Sunscreen: Helpful for anything not covered by clothing.

Trash bags: For food wrappers and keeping items dry.

Moleskins for blisters, Baby wipes, Chap Stick, Gum.

That sums up all the gear I currently own. I do not hunt or fish my own food; I only filter the water from a water source. I wouldn’t recommend buying a lot of this stuff if you won’t use it frequently, as they are only small convinces for a lot of green. I fully intend to use every piece of gear until it evaporates at 1000 trips.

All the Best.


2 thoughts on “Camping/Backpacking Gear: Unpacked”

  1. Good set of gear! That back pack was crazy expensive for me though. Would you recommend that green long bag we got issued in basic training? I feel it would be uncomfortable, it it was overly loaded, but I could probably take precautions to make the straps more comfortable if I make shift some pads or straps for my chest and stomach.

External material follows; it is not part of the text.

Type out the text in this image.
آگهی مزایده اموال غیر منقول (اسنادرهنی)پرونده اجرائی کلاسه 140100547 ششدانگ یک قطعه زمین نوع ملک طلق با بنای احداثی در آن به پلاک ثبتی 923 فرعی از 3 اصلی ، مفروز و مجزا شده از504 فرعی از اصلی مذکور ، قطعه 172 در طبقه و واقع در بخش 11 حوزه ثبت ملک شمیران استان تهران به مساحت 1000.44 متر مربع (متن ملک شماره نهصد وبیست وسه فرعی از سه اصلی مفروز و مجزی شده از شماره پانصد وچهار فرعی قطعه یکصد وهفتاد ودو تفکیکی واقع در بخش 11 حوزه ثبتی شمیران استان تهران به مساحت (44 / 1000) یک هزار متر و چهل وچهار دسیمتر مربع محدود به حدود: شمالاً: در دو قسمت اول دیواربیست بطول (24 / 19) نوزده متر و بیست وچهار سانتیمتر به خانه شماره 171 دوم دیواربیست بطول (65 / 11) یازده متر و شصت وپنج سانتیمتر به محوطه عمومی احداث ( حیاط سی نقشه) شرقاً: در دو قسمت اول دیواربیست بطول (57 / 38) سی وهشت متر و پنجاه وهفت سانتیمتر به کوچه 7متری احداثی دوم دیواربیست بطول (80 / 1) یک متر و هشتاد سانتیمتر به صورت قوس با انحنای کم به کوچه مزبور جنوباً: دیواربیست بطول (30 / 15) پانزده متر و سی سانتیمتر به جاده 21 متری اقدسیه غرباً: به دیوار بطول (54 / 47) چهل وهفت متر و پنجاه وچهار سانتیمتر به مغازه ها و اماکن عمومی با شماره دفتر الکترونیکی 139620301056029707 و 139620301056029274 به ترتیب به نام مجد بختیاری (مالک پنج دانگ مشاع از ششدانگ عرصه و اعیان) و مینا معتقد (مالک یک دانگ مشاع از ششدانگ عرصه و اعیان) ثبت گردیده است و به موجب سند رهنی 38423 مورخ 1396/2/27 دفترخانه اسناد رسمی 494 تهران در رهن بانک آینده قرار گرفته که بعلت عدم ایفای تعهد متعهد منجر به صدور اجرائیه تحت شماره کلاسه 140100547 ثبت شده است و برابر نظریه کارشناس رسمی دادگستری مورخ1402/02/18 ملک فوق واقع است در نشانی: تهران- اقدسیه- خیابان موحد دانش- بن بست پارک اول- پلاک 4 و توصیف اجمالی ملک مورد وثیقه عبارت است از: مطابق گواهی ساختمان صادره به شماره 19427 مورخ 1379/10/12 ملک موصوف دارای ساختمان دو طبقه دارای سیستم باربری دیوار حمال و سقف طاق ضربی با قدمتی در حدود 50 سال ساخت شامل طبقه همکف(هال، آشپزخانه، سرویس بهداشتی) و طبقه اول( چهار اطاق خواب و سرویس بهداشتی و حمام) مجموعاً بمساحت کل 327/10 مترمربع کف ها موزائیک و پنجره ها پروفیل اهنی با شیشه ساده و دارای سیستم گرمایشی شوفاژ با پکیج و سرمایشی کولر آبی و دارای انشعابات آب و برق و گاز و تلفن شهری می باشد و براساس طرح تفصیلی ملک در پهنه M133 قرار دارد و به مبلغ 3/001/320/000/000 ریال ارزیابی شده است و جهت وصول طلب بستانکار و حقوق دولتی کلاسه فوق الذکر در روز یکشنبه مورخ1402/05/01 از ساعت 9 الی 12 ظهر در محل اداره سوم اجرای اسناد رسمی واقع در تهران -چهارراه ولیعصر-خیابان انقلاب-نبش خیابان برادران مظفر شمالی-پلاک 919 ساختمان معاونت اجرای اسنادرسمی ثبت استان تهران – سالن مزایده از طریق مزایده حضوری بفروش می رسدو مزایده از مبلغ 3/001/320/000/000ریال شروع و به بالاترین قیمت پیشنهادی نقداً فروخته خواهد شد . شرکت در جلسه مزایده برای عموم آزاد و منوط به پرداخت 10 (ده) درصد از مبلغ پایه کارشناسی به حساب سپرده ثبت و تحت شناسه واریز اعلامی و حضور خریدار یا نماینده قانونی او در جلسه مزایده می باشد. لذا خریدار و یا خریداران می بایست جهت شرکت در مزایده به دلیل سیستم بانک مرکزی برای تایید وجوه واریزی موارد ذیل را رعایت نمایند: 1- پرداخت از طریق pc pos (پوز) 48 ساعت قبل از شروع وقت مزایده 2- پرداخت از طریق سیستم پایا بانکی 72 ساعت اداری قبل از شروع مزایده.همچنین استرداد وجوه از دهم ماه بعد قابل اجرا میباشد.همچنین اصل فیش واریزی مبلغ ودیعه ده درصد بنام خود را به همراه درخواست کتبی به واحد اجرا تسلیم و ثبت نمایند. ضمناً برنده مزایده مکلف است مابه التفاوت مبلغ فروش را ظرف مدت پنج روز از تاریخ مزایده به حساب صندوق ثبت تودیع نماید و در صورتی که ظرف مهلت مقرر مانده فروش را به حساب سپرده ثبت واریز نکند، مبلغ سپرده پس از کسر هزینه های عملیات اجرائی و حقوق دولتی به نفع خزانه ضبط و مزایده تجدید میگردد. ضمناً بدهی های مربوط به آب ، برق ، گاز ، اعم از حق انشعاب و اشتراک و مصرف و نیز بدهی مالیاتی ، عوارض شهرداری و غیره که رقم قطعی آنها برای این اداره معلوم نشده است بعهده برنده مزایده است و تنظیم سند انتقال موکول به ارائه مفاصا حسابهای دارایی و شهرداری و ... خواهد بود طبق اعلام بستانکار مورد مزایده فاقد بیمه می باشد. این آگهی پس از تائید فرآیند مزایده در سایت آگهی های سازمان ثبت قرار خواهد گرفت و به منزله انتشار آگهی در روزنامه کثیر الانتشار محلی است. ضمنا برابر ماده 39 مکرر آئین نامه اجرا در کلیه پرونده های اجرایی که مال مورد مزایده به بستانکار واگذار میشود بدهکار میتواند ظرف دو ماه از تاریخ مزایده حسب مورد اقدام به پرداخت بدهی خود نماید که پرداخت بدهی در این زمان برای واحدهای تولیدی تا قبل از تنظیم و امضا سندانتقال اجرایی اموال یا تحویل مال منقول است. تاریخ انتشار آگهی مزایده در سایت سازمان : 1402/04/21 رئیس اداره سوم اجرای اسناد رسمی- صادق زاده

    1. No, I would not recommend that green bag for anything other than storing items in your car. Those bags lack the most important features of a pack:
      -No solid stays in the pack to save your back and distribute the weight
      -No chest strap/waist strap.

      Yes, packs are expensive. Remember, a good pack is an investment, you buy once – cry once. Not something to skimp on, trust me I’ve tried that route, and ripped through all the cheap models. Year after year.

      Look around for yourself, but keep these in mind:
      -Aluminum back stays
      -Chest and Hip straps
      -Material(500-1000 Denier)

      Thanks for reading Mike, All the Best.